Along with all the different plots, there are several villains introduced and then discarded – some quickly, some less so, but all without much fanfare. I felt like I was being flung all over the place – who is actually the villain here? Is it Amarantha’s first husband, who crushed her spirit and made her think desire was wicked? Is it Jonah Brock, the cousin who told Amarantha that Gabriel was dead, and is maybe also evilly chasing Tabitha across the world to make her his sex slave? Is it Mr. Tate, the merchant who is completely innocuous until he is suddenly coming up with ludicrous plots to squeeze money out of Gabriel? It is any man who abuses a woman ever? Probably the last one, but that’s not that specific or interesting.
Whew. Sorry. I think I got all ranty about this one because I loved the beginning so much that the second half became super extra annoying. To be fair to Ashe, this is the third book in the series, so some of the questions I raised above could have been addressed by previous books. However, the cover art only states that this is a Devil’s Duke novel, and it’s literally about the Devil’s Duke, so I think I was fair in my assumption that I should be able to read it as a stand alone.
Let’s focus in a bit on the actual romance here.
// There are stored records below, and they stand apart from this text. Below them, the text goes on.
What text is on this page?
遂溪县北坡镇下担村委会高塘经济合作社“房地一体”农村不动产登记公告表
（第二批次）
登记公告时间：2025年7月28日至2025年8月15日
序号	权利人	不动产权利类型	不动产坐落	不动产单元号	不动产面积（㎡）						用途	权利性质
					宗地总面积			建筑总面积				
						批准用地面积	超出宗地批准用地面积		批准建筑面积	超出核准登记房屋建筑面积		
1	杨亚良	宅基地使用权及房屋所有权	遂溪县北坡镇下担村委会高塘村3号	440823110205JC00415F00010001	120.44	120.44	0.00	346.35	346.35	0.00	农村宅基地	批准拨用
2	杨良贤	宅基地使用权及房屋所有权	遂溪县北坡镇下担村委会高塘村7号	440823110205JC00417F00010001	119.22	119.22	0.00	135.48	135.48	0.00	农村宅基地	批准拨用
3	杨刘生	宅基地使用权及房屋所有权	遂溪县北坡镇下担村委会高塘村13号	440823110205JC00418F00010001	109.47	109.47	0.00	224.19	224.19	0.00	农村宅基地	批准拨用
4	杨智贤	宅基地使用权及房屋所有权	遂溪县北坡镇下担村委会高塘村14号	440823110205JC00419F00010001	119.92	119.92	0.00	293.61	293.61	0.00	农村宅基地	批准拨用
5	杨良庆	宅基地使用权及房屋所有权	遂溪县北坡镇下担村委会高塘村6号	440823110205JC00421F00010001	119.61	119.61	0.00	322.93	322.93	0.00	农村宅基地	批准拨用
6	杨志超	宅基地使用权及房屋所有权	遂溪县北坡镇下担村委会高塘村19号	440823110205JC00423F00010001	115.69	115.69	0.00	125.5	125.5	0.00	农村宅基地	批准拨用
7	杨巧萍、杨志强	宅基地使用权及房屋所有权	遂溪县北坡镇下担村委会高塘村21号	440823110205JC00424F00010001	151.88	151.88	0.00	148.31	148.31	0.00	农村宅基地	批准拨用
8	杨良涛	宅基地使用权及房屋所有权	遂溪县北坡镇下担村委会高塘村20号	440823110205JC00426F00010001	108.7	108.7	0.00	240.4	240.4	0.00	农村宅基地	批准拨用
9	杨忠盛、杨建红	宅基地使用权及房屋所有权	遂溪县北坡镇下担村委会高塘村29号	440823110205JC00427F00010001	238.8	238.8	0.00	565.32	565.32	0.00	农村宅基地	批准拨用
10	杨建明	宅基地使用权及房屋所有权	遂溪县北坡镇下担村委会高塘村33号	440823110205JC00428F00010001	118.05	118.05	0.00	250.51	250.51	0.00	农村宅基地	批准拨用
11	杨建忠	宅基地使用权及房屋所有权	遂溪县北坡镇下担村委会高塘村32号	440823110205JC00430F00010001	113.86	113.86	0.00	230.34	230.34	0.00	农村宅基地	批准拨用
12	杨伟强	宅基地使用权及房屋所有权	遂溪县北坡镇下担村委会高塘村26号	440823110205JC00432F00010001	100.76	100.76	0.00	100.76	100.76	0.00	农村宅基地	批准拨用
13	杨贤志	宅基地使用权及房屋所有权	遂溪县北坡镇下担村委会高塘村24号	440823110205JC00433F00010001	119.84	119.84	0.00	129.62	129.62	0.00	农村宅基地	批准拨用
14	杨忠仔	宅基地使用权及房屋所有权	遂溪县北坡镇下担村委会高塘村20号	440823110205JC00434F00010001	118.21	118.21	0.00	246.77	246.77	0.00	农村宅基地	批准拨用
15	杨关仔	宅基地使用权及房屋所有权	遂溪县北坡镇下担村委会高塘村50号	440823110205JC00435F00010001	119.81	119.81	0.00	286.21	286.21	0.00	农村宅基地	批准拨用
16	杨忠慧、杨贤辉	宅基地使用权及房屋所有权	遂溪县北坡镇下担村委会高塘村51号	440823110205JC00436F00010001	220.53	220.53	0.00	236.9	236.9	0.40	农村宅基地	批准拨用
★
Because the external plot in Scotland is so wack, the interactions between Amarantha and Gabriel suffer. Their chemistry is less good because they are not having real conversations. They do have some hot sexual escapades in the second half of the book, but I felt that the hotness was undermined because it was so focused on Gabriel fixing Amarantha and teaching her that pleasure is acceptable.
The question of what exactly is the conflict applies to the relationship between Amarantha and Gabriel. What is the thing that is ultimately keeping them apart? Because it changes so often, this book feels disjointed. One huge potential stumbling block is a lack of trust, since they both felt that the other betrayed them back in Jamaica. However, I didn’t really buy it, because it’s not really teased out. Obviously there was an egregious case of miscommunication here but then they sort that out and it’s completely anti-climactic. There is also the conflict about whether or not they’ll get married, since Aramantha never wants to get married again because her first marriage killed her spirit. Again, however, it’s not really teased out, and the question of whether marriage is the right outcome for them (I mean, it’s a romance novel, so obviously yes, but how will we get there?) is swamped by the excessive amounts of plot / villainy surrounding the characters.
A final, humorous sidenote. So this book uncovers the secret of the mysterious Devil’s Duke, but more importantly, shows him being actively ridiculous in maintaining his image of an evil man. He literally reads a book about witchcraft – “Black Magic: A Complete Compendium of Receipts” – while at a party. Who invites this guy to parties if he won’t even dance with eligible young ladies? Instead, in classic Scary Duke fashion, he broods and broods. The young naval officer was more interesting, sorry people who love Dukes.